E. Sentido corrente e vago: semelhança mais ou menos distante, particularmente entre as coisas que não se assemelham no seu aspecto geral e não podem ser subsumidas sob um mesmo conceito. [...]
A. Raciocínio fundado sobre a analogia no sentido A. Em particular, determinação de um termo pelo conhecimento dos dois termos de um dos pares e de um dos termos do segundo.
B. Todo raciocínio que conclui em virtude de uma semelhança entre os objetos sobre os quais se raciocina.
Esta expressão, afora o sentido A, de que o cálculo da “quarta proporcional” é o tipo, representa uma ideia muito vaga, que se tornou ainda mais confusa com a tentativa de torná-la precisa em diversos sentidos (Lalande, 1926/1996, p. 62-63). Ver passagem correspondente na edição francesa. (Lalande, 1926/1993, p. 51-52)

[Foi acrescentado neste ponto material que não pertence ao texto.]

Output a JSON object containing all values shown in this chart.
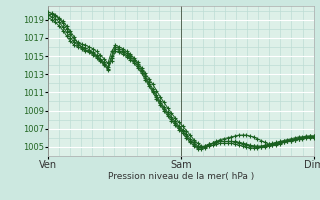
{
  "bg_color": "#cce8e0",
  "plot_bg_color": "#ddf0e8",
  "grid_color_major_y": "#ffffff",
  "grid_color_minor": "#bcddd4",
  "line_color": "#1a6020",
  "ylabel_text": "Pression niveau de la mer( hPa )",
  "x_ticks_pos": [
    0,
    144,
    288
  ],
  "x_tick_labels": [
    "Ven",
    "Sam",
    "Dim"
  ],
  "ylim": [
    1004.0,
    1020.5
  ],
  "yticks": [
    1005,
    1007,
    1009,
    1011,
    1013,
    1015,
    1017,
    1019
  ],
  "series": [
    [
      1019.5,
      1019.6,
      1019.4,
      1019.1,
      1018.6,
      1018.0,
      1017.4,
      1016.8,
      1016.5,
      1016.3,
      1016.2,
      1016.0,
      1015.8,
      1015.5,
      1015.1,
      1014.7,
      1014.2,
      1015.5,
      1016.2,
      1016.0,
      1015.8,
      1015.5,
      1015.2,
      1014.8,
      1014.3,
      1013.7,
      1013.1,
      1012.5,
      1011.9,
      1011.2,
      1010.5,
      1009.9,
      1009.3,
      1008.7,
      1008.2,
      1007.7,
      1007.3,
      1006.8,
      1006.3,
      1005.8,
      1005.4,
      1005.1,
      1005.0,
      1005.2,
      1005.4,
      1005.6,
      1005.8,
      1005.9,
      1006.0,
      1006.1,
      1006.2,
      1006.3,
      1006.3,
      1006.3,
      1006.2,
      1006.1,
      1005.9,
      1005.7,
      1005.5,
      1005.3,
      1005.2,
      1005.2,
      1005.3,
      1005.5,
      1005.6,
      1005.7,
      1005.8,
      1005.9,
      1006.0,
      1006.1,
      1006.1,
      1006.0
    ],
    [
      1019.8,
      1019.7,
      1019.5,
      1019.2,
      1018.8,
      1018.3,
      1017.7,
      1017.1,
      1016.4,
      1016.0,
      1015.7,
      1015.5,
      1015.3,
      1015.0,
      1014.6,
      1014.1,
      1013.6,
      1014.8,
      1015.8,
      1015.6,
      1015.4,
      1015.1,
      1014.8,
      1014.4,
      1013.9,
      1013.3,
      1012.6,
      1011.9,
      1011.2,
      1010.5,
      1009.8,
      1009.2,
      1008.6,
      1008.1,
      1007.6,
      1007.1,
      1006.7,
      1006.2,
      1005.7,
      1005.3,
      1005.0,
      1005.0,
      1005.1,
      1005.3,
      1005.4,
      1005.5,
      1005.6,
      1005.6,
      1005.6,
      1005.6,
      1005.6,
      1005.5,
      1005.4,
      1005.3,
      1005.2,
      1005.1,
      1005.0,
      1005.0,
      1005.0,
      1005.1,
      1005.2,
      1005.3,
      1005.4,
      1005.5,
      1005.6,
      1005.7,
      1005.8,
      1005.9,
      1006.0,
      1006.1,
      1006.2,
      1006.2
    ],
    [
      1019.2,
      1019.0,
      1018.7,
      1018.3,
      1017.8,
      1017.2,
      1016.6,
      1016.2,
      1016.0,
      1015.8,
      1015.6,
      1015.4,
      1015.1,
      1014.8,
      1014.4,
      1014.0,
      1013.5,
      1014.5,
      1015.5,
      1015.4,
      1015.2,
      1014.9,
      1014.6,
      1014.2,
      1013.7,
      1013.1,
      1012.4,
      1011.7,
      1011.0,
      1010.3,
      1009.6,
      1009.0,
      1008.4,
      1007.9,
      1007.4,
      1006.9,
      1006.5,
      1006.0,
      1005.5,
      1005.1,
      1004.8,
      1004.8,
      1004.9,
      1005.1,
      1005.2,
      1005.3,
      1005.4,
      1005.4,
      1005.4,
      1005.4,
      1005.3,
      1005.2,
      1005.1,
      1005.0,
      1004.9,
      1004.9,
      1004.9,
      1005.0,
      1005.1,
      1005.2,
      1005.3,
      1005.4,
      1005.5,
      1005.6,
      1005.7,
      1005.8,
      1005.8,
      1005.9,
      1005.9,
      1006.0,
      1006.0,
      1006.1
    ],
    [
      1019.5,
      1019.3,
      1019.1,
      1018.7,
      1018.2,
      1017.6,
      1017.0,
      1016.5,
      1016.2,
      1016.0,
      1015.9,
      1015.7,
      1015.4,
      1015.1,
      1014.7,
      1014.3,
      1013.8,
      1015.0,
      1016.0,
      1015.8,
      1015.6,
      1015.3,
      1015.0,
      1014.6,
      1014.1,
      1013.5,
      1012.8,
      1012.1,
      1011.4,
      1010.7,
      1010.0,
      1009.4,
      1008.8,
      1008.3,
      1007.8,
      1007.3,
      1006.9,
      1006.4,
      1005.9,
      1005.5,
      1005.1,
      1005.0,
      1005.1,
      1005.3,
      1005.4,
      1005.5,
      1005.6,
      1005.6,
      1005.6,
      1005.6,
      1005.5,
      1005.4,
      1005.3,
      1005.2,
      1005.1,
      1005.1,
      1005.1,
      1005.1,
      1005.2,
      1005.3,
      1005.4,
      1005.5,
      1005.6,
      1005.7,
      1005.8,
      1005.9,
      1006.0,
      1006.1,
      1006.1,
      1006.2,
      1006.2,
      1006.2
    ]
  ]
}
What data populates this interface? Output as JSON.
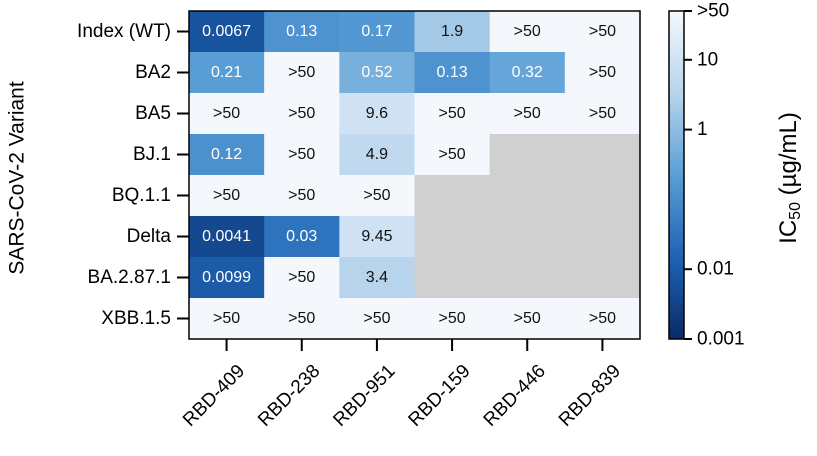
{
  "chart_data": {
    "type": "heatmap",
    "title": "",
    "ylabel": "SARS-CoV-2 Variant",
    "xlabel": "",
    "rows": [
      "Index (WT)",
      "BA2",
      "BA5",
      "BJ.1",
      "BQ.1.1",
      "Delta",
      "BA.2.87.1",
      "XBB.1.5"
    ],
    "columns": [
      "RBD-409",
      "RBD-238",
      "RBD-951",
      "RBD-159",
      "RBD-446",
      "RBD-839"
    ],
    "values": [
      [
        "0.0067",
        "0.13",
        "0.17",
        "1.9",
        ">50",
        ">50"
      ],
      [
        "0.21",
        ">50",
        "0.52",
        "0.13",
        "0.32",
        ">50"
      ],
      [
        ">50",
        ">50",
        "9.6",
        ">50",
        ">50",
        ">50"
      ],
      [
        "0.12",
        ">50",
        "4.9",
        ">50",
        null,
        null
      ],
      [
        ">50",
        ">50",
        ">50",
        null,
        null,
        null
      ],
      [
        "0.0041",
        "0.03",
        "9.45",
        null,
        null,
        null
      ],
      [
        "0.0099",
        ">50",
        "3.4",
        null,
        null,
        null
      ],
      [
        ">50",
        ">50",
        ">50",
        ">50",
        ">50",
        ">50"
      ]
    ],
    "missing_color": "#d0d0d0",
    "colorbar": {
      "label": "IC50 (µg/mL)",
      "label_main": "IC",
      "label_sub": "50",
      "label_unit": " (µg/mL)",
      "scale": "log",
      "range": [
        0.001,
        50
      ],
      "ticks": [
        {
          "value": 50,
          "label": ">50"
        },
        {
          "value": 10,
          "label": "10"
        },
        {
          "value": 1,
          "label": "1"
        },
        {
          "value": 0.01,
          "label": "0.01"
        },
        {
          "value": 0.001,
          "label": "0.001"
        }
      ],
      "colors": [
        "#0a2a66",
        "#1e64b4",
        "#5a9ed6",
        "#b8d4ec",
        "#f4f8fd"
      ]
    },
    "grid": false
  }
}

Este ponto de vista de Lalande (1926/1996, 1926/1993) parece ser compartilhado por Secretan quando este autor escreve:
A agregação da analogia à racionalidade científica foi marcada pelas três desgraças da rejeição, da hesitação e das mutilações. Rejeição em primeiro lugar, o termo “analogia” sendo desvalorizado – no uso corrente – em uma semelhança vaga, incompatível com o rigor científico, inimigo de todo e qualquer equívoco. Com o triunfo do nominalismo, a univocidade lógica o dominou amplamente sobre a analogicidade metafísica. Hesitação todavia, porque existe na analogia – e especialmente no raciocínio por analogia – uma nota lógica ou metodológica que talvez não seja desprezável, uma vez que se trata sobretudo de assimilar ao conhecido dos domínios cada vez mais estranhos as estruturas já teoretizadas. O valor das semelhanças funcionais ou estruturais seria então por sua vez explorável sob o termo global “analogia”. Mas mutilação, na exata medida em que a analogia é reduzida a uma semelhança, enquanto não é aí que reside a “razão” da analogia. Dito de outra maneira, é a proporção que vem a faltar como portadora de ana-logicidade. (Secretan, 1984, p. 89; tradução nossa)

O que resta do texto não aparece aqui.